'Yellow Shirt' founder jailed for 20 years
A court in Thailand on Tuesday sentenced one of the kingdom's most controversial political figures, media mogul Sondhi Limthongkul, to 20 years in prison for corporate fraud.
Tuesday 28 February 2012, 10:48PM
Sondhi is the founder of the royalist "Yellow Shirt" protest movement, which has played a major role in Thailand's colour-coded political conflict and helped to topple fugitive former premier Thaksin Shinawatra in 2006.
The Criminal Court in Bangkok convicted Sondhi of violating the Securities and Exchange Act in a case dating back to the mid-1990s, and gave him the maximum sentence possible, a court official told AFP.

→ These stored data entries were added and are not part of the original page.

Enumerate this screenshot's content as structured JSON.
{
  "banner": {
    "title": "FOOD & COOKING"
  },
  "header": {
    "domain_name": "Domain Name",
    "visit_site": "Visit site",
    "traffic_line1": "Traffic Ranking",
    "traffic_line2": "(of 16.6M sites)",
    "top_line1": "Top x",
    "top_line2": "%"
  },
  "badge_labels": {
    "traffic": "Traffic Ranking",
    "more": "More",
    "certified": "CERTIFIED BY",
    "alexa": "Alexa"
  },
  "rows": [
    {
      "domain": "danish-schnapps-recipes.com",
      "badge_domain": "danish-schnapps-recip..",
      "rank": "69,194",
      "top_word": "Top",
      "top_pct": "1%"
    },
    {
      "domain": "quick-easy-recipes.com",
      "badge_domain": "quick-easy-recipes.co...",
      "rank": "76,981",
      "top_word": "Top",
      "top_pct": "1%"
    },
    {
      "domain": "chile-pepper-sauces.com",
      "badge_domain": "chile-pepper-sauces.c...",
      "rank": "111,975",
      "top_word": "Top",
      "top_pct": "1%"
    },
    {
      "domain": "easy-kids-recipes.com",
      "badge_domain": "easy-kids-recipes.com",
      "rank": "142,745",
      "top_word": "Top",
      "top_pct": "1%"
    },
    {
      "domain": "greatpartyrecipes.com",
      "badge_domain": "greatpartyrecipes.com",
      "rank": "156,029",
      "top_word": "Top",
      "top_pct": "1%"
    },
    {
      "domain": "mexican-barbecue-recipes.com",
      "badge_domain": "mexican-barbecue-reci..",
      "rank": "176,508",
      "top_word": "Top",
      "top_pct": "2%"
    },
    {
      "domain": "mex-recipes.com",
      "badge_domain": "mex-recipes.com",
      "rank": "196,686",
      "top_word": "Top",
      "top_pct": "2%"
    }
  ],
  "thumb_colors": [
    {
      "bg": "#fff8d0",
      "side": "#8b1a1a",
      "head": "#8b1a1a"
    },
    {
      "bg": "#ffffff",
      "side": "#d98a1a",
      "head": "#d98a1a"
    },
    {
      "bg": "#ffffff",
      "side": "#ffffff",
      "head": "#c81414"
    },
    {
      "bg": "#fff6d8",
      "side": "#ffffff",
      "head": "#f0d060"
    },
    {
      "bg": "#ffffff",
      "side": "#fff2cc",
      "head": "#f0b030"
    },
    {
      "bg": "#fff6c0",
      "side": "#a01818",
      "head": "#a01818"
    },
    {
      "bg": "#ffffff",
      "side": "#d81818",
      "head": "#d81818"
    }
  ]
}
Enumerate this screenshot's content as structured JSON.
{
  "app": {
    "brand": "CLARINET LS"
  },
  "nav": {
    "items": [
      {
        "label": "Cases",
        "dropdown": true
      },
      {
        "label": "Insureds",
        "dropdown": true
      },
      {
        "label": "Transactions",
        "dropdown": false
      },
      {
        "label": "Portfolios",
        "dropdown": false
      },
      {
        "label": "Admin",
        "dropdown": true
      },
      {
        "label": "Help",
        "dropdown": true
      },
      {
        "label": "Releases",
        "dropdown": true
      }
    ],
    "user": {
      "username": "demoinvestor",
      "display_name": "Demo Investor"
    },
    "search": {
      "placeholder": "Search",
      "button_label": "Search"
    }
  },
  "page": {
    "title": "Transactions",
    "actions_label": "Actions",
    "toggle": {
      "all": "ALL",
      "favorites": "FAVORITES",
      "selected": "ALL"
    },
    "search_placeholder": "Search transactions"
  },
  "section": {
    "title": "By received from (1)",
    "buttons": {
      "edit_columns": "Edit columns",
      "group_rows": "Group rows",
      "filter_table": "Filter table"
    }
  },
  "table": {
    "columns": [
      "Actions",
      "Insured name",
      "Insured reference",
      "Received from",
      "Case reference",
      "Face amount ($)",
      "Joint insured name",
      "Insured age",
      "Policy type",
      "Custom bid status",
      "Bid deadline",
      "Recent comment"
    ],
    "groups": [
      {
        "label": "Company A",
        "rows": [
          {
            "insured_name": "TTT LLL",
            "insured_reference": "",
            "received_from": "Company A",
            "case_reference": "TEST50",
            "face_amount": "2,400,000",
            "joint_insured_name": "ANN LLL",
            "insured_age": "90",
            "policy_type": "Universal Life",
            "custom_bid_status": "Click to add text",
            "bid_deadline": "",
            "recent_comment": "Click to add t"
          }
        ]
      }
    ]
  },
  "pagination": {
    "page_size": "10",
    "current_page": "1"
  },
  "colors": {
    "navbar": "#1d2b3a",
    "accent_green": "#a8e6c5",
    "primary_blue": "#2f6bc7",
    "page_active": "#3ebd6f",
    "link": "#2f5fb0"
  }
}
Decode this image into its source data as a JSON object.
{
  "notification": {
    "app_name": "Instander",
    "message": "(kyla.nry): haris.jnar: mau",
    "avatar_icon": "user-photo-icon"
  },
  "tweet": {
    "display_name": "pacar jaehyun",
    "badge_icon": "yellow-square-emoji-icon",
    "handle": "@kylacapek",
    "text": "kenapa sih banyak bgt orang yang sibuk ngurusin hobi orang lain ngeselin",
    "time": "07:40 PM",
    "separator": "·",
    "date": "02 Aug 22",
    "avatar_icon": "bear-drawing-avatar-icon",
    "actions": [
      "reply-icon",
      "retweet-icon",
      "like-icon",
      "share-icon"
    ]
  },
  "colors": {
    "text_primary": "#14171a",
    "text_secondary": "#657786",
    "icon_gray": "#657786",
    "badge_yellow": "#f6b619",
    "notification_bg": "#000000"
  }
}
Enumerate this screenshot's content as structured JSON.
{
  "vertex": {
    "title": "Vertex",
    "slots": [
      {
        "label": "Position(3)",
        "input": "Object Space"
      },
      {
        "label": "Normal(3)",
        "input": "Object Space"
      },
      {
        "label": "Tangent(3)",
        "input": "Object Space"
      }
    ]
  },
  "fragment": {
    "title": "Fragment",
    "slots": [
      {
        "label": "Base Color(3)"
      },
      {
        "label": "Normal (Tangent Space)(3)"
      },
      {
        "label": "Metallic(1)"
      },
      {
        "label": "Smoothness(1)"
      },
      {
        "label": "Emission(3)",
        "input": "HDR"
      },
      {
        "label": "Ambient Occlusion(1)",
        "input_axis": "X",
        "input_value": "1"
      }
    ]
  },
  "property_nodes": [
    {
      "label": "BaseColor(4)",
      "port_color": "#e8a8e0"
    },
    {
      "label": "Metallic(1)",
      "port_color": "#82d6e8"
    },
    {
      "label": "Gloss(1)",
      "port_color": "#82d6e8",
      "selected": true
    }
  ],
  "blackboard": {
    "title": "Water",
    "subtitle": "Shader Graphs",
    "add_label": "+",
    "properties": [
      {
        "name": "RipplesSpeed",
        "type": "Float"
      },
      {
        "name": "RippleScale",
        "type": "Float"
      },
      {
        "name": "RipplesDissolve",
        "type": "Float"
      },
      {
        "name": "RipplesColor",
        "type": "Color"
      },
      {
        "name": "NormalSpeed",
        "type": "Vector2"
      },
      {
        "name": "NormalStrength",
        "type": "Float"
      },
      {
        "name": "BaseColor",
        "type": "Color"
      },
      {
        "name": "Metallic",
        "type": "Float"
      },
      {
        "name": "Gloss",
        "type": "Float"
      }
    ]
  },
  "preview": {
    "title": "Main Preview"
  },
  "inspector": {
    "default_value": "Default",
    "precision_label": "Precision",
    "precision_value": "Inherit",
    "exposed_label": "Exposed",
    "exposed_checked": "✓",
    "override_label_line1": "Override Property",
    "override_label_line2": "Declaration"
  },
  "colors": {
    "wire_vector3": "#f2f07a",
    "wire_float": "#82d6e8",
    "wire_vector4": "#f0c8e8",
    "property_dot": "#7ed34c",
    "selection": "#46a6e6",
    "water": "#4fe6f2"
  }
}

The 64-year-old tycoon is appealing the verdict and released on bail of 10 million baht ($330,000), his lawyer Suwat Apaipak told AFP.
He was accused by Thailand's Securities and Exchange Commission of falsifying documents used as collateral for a loan of almost 1.1 billion baht ($36 million) for his ASTV/Manager media empire.
Mass protests by the Yellows, formally known as the People's Alliance for Democracy, helped trigger the 2006 coup by royalist generals who ousted Thaksin, then seen as Sondhi's arch-enemy.
Thaksin now lives in self-imposed exile overseas to avoid a jail term imposed in his absence for corruption, but his younger sister Yingluck Shinawatra is the current prime minister.
In 2010 Sondhi was convicted of defaming Thaksin and handed a six-month suspended jail sentence.
The Yellows claim allegiance to the throne and are backed by the Bangkok-based elite, although their influence has waned since 2008 when they seized Bangkok's airports and stranded hundreds of thousands of tourists.
Sondhi was among dozens of Yellow Shirt supporters charged in 2010 with terrorism offences over the airport occupation. That case has yet to go to court.
He is also facing trial for insulting the monarchy -- a serious charge in the kingdom -- because he quoted from the speech of a hardcore Red Shirt.
In 2009 Sondhi survived an assassination attempt but was wounded in the head when gunmen wielding assault rifles opened fire on his car at a petrol station.
Thailand has seen a series of rival street protests in recent years by the Yellows and the mainly poor and working-class Red Shirts, who mostly support Thaksin.
Two months of mass anti-government protests by the Red Shirts in Bangkok in 2010 descended into the kingdom's worst political violence in decades, with more than 90 people killed in a military crackdown.